I thought the equilibrium concentrations would be: 50% Z, 25% A, 25% B, because I thought that SYSTEM 1 was equivalent to a simpler system:

SYSTEM 2

For every time-step:

Z -> C with probability p

C -> Z with probability p where C = {either A or B}.

I think it's clear that SYSTEM 2 would lead to equal amounts of Z and C. But SYSTEM 1 didn't do what I expected - instead it went to a third each Z, A, and B! I can't figure out why it does this - somehow SYSTEM 1 knows that A and B are not the same, but how does it know this? It seems that A and B do the same thing and behave as if they were the same thing, but somehow the mysterious Laws of Mathematics can tell them apart.

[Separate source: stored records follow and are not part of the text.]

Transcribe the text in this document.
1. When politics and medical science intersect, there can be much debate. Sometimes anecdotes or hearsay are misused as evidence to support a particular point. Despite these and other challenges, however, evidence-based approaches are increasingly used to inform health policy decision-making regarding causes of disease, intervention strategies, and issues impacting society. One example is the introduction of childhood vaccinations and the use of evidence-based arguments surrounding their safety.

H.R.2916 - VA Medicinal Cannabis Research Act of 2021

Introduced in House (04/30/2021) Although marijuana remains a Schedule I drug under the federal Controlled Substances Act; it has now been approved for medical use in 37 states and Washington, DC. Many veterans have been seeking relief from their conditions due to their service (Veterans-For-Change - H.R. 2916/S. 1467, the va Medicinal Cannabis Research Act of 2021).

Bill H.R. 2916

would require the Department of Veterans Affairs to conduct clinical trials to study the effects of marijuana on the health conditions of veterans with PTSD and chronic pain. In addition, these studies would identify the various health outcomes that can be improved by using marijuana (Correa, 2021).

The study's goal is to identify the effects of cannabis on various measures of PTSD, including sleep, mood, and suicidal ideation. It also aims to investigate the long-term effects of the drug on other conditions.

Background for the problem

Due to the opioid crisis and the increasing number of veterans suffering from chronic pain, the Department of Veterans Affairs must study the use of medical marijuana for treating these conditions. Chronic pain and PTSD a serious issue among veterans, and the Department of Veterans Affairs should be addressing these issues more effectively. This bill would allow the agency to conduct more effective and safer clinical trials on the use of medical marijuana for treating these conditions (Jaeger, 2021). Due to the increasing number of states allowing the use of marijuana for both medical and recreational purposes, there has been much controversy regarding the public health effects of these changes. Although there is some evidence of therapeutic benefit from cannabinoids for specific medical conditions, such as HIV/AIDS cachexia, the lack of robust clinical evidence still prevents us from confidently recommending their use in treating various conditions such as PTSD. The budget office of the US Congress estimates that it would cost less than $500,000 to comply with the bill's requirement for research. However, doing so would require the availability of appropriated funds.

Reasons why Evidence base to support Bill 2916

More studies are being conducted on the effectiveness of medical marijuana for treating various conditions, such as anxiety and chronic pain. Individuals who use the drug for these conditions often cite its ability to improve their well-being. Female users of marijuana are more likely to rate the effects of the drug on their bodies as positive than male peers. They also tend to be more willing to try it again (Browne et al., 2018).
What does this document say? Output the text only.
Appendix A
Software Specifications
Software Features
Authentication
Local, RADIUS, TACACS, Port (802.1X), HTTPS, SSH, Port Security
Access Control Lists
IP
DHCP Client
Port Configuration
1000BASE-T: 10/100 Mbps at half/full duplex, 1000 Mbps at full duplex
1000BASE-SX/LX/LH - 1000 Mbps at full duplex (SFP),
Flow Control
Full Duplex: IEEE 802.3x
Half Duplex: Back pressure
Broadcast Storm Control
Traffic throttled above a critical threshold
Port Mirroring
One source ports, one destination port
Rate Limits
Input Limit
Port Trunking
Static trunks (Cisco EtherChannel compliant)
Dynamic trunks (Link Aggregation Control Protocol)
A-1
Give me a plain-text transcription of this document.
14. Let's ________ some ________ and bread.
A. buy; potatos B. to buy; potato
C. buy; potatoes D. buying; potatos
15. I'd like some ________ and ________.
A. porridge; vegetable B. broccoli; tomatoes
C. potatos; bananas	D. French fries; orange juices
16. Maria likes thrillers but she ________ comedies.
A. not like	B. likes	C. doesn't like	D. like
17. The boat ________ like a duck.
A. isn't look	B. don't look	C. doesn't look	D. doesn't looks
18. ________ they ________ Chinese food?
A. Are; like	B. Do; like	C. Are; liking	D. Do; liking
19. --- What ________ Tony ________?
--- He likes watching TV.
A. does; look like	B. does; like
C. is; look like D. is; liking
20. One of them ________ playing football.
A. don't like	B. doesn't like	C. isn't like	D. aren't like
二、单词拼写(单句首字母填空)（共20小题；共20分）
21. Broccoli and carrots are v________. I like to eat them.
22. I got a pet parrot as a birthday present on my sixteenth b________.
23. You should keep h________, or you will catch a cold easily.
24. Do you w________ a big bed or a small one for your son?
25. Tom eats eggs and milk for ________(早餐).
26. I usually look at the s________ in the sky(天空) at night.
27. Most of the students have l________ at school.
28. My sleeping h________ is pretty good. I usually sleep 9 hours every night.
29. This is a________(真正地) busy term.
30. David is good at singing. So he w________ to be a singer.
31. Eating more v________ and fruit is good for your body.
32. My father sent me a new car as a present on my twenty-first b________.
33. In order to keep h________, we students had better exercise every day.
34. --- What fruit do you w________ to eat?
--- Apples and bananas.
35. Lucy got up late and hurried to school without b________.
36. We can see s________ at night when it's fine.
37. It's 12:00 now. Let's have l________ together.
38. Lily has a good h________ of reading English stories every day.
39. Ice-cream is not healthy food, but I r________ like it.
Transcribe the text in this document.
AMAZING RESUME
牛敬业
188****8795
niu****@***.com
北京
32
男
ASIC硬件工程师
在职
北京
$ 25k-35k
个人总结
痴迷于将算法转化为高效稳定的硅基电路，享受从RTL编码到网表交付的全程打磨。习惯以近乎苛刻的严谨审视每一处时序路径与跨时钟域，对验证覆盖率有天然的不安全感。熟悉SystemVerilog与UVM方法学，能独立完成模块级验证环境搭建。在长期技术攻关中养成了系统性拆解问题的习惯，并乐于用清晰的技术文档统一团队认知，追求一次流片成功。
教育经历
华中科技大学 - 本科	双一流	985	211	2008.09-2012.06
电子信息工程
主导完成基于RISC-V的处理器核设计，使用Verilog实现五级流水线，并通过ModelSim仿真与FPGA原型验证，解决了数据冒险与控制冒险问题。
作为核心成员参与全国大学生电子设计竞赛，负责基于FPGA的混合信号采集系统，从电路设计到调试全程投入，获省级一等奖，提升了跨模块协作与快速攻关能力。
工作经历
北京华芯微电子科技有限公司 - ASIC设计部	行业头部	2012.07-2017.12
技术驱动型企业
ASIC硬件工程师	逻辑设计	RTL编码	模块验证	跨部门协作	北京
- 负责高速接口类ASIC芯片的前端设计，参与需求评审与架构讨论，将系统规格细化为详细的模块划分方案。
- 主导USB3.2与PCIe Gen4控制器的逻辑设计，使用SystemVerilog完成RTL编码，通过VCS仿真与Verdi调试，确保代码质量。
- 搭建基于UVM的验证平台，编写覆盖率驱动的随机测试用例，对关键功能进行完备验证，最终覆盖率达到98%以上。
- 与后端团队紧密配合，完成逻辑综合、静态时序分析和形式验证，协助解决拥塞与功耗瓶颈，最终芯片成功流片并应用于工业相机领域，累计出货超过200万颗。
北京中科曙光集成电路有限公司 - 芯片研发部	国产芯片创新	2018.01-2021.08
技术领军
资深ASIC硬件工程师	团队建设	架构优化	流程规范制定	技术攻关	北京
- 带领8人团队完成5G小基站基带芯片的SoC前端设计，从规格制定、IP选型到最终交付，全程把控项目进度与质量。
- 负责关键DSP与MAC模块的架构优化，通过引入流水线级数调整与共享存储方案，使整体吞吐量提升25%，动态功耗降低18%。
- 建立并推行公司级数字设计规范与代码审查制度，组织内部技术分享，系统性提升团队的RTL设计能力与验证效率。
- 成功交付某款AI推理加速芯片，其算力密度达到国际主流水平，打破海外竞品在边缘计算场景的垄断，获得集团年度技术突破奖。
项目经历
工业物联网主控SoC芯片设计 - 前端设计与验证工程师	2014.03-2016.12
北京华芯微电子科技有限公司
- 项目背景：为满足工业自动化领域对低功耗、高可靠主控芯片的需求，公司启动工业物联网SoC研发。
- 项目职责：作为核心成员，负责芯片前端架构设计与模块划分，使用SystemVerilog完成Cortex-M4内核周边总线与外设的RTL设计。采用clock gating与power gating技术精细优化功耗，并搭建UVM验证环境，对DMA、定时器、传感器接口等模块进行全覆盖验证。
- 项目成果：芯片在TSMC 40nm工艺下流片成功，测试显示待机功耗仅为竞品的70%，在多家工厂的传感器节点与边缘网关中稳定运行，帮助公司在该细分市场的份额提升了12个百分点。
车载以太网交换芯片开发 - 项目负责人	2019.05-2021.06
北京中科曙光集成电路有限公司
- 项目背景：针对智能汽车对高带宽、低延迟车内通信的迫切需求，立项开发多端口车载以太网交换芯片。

So either I wrote the python script wrong, or my understanding of the system is wrong, dunno. I'll have another look at it later... (It's silly to write scripts when you're a) sleep-deprived and b) not going to have time to debug them, it just leads to confusion.)

## no subject

Date: 2010-05-26 06:47 pm (UTC)pauammaLet rA(t), rB(t), rZ(t) be the ratios of A, B, and Z at time t. Then:

rA(t+dt) = rA(t)*(1-p)+rZ(t)*p

rB(t+dt) = rB(t)*(1-p)+rZ(t)*p

rZ(t+dt) = rZ(t)*(1-2*p)+rA(t)*p+rB(t)*p

At equilibrium, rA(t+dt)=rA(t) and ditto for B and Z. Thus:

rA(t) = rA(t)*(1-p)+rZ(t)*p

rB(t) = rB(t)*(1-p)+rZ(t)*p

rZ(t) = rZ(t)*(1-2*p)+rA(t)*p+rB(t)*p

Moving all variables to the left side:

rA(t)*(1+p-1)-rZ(t)*p = 0

rB(t)*(1+p-1)-rZ(t)*p = 0

rZ(t)*(1+2*p-1)-rA(t)*p-rB(t)*p = 0

Simplifying and dividing by p (if p = 0, any initial distribution is trivially stationary):

rA(t)-rZ(t) = 0

rB(t)-rZ(t) = 0

2*rZ(t)-rA(t)-rB(t) = 0

Thus: rA(t)=rB(t)=rZ(t)

## no subject

Date: 2010-05-26 08:07 pm (UTC)anarresI've figured out my logical flaw in predicting a 50-25-25 ratio: I thought that this

For every time-step:

Z -> A with probability p

Z -> B with probability p

A -> Z with probability p

B -> Z with probability p

was equivalent to this

Z -> C

C -> Z, where C = {A OR B}

but it isn't, if you look at it hard enough and squint, it's actually equivalent to

Z -> C

Z -> C

C -> Z

so you get twice as much C as Z, or which is the same as getting equal amounts of A,B, and Z.